New EU rules designed to improve medical information available to patients will fail unless levels of health literacy are improved across Europe, MEPs and health campaigners warn.
The European Parliament will vote on a draft report by Swedish MEP Christofer Fjellner later this year which will highlight the importance of providing information in a consumer-friendly format.
Fjellner is keen to reaffirm Europe's opposition to advertising prescription medicines and may allow member states to decide how best to provide quality information to the public.
In Sweden an industry-run service known as FASS is seen as an authoritative source of user-friendly information. However, other countries may prefer to ask medicine regulators to provide this kind of service.
Patients unable to handle medical information
At a debate on health literacy yesterday (23 June) hosted in the European Parliament with the support of MSD, health groups said the issue should be given prominence in the new directive and factored into all European health legislation.
The challenge of raising health literacy is currently being measured in an EU-funded survey, which is due to report initial results in October. Previous research undertaken at national level suggests that as few as one in five people fully understand all the information they receive from healthcare professionals.
Of those who do not understand what they are told, just 43% say they would ask for clarification if details are unclear. This, say campaigners, leads patients to take the wrong doses of medicines and undermines citizens' ability to make informed decisions about their health.
While low levels of adult literacy can be a barrier to grasping vital details about medicines, poor standards of numeracy can also cause problems, especially when it comes to understanding risks.
Literacy problem exacerbating health inequalities
Patient groups say raising health literacy will help empower patients and iron out inequalities across the EU – adult literacy rates tend to be higher in northern Europe than in southern and eastern states.
This has become a particularly pressing problem given the rise in chronic conditions such as diabetes, where patients are often expected to manage their own diseases.
There are also calls to have the definition of health literacy broadened to include food and other non-prescription health products. Campaigners want the scope of the Information to Patients Directive widened beyond its current focus on the heavily-regulated medicines sector.

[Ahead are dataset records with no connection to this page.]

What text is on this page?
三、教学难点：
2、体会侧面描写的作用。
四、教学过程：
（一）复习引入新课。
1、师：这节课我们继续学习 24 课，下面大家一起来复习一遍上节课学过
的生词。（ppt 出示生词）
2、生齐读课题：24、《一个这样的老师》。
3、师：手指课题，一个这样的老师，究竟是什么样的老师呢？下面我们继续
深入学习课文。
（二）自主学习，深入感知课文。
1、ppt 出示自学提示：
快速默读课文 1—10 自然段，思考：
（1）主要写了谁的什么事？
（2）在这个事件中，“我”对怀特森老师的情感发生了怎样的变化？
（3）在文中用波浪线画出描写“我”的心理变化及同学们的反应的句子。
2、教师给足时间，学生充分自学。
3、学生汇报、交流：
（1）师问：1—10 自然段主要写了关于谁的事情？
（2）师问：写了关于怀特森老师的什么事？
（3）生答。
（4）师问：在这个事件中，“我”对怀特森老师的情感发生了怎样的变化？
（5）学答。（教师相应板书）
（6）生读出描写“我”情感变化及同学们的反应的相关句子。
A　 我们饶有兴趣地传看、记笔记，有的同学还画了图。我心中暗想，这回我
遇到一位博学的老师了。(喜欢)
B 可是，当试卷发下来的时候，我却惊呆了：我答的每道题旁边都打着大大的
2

While tackling literacy rates in schools and through adult education courses is part of the solution, health professionals are also coming under pressure to improve communication skills.
Academics and patient lobbies say medical schools must devote more time to doctor-patient communication rather than speaking in technical jargon. Providing patients with written material to take home from medical consultations has also been proposed as a means of helping people digest complex information.
The first European Health Literacy Survey is currently underway and will be completed in eight countries by September. Initial results are expected at the Gastein Health Forum in October, with a final report due next year.